As três equipes que atuam na CPPA estão devidamente credenciadas e habilitadas a receberem repasses, o que não causaria ônus ao município.
Vale destacar que o Nugesp, inaugurado em 27 de junho, foi entregue com Unidade de Saúde completamente equipada, inclusive para atendimentos de saúde bucal.

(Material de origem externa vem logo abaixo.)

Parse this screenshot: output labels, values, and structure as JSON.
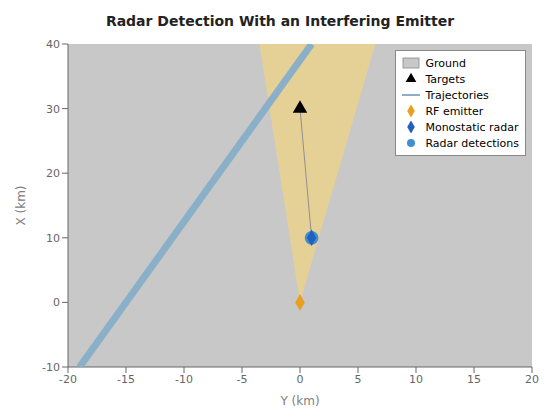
{
  "chart_data": {
    "type": "scatter",
    "title": "Radar Detection With an Interfering Emitter",
    "xlabel": "Y (km)",
    "ylabel": "X (km)",
    "xlim": [
      -20,
      20
    ],
    "ylim": [
      -10,
      40
    ],
    "xticks": [
      -20,
      -15,
      -10,
      -5,
      0,
      5,
      10,
      15,
      20
    ],
    "yticks": [
      -10,
      0,
      10,
      20,
      30,
      40
    ],
    "grid": false,
    "legend": "upper right",
    "series": [
      {
        "name": "Ground",
        "type": "background",
        "color": "#C8C8C8"
      },
      {
        "type": "polygon",
        "color": "#E8D090",
        "x": [
          0,
          -3.5,
          6.5
        ],
        "values": [
          0,
          40,
          40
        ]
      },
      {
        "name": "Targets",
        "type": "scatter",
        "marker": "triangle",
        "color": "black",
        "x": [
          0
        ],
        "values": [
          30
        ]
      },
      {
        "name": "Trajectories",
        "type": "line",
        "line_style": "wide",
        "color": "#8AAFC8",
        "x": [
          -19,
          1
        ],
        "values": [
          -10,
          40
        ]
      },
      {
        "type": "line",
        "line_style": "solid",
        "color": "#909090",
        "x": [
          0,
          1
        ],
        "values": [
          30,
          10
        ]
      },
      {
        "name": "RF emitter",
        "type": "scatter",
        "marker": "diamond",
        "color": "#E8A020",
        "x": [
          0
        ],
        "values": [
          0
        ]
      },
      {
        "name": "Monostatic radar",
        "type": "scatter",
        "marker": "diamond",
        "color": "#2060C0",
        "x": [
          1
        ],
        "values": [
          10
        ]
      },
      {
        "name": "Radar detections",
        "type": "scatter",
        "marker": "circle",
        "color": "#4090D0",
        "x": [
          1
        ],
        "values": [
          10
        ]
      }
    ]
  }
}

Além disso, a Superintendência dos Serviços Penitenciários (Susepe) dispõe de odontólogo, psicólogos e assistentes sociais atuando no local."
Novas unidades
Pensando nos próximos quatro anos, a Secretaria de Justiça sugeriu ao governo de transição a implantação de novas unidades do centro de triagem no Interior do Estado, a começar por Caxias do Sul, segundo maior município gaúcho.
— Esse é um processo que depende de recursos e projetos, mas a boa experiência realizada em Porto alegre deve ser no futuro replicada. Caxias, em um primeiro momento, Passo Fundo, Pelotas ou Rio Grande e Santa Maria são cidades que têm um volume de demanda de prisões diárias e de audiências de custódia, naquelas regiões, que comportariam novas unidades do Nugesp — diz Hauschild.
O núcleo também despertou o interesse de outros Estados: o local já recebeu visitas de comitivas de Pernambuco e de Alagoas, que pretendem adaptar o modelo para as suas realidades.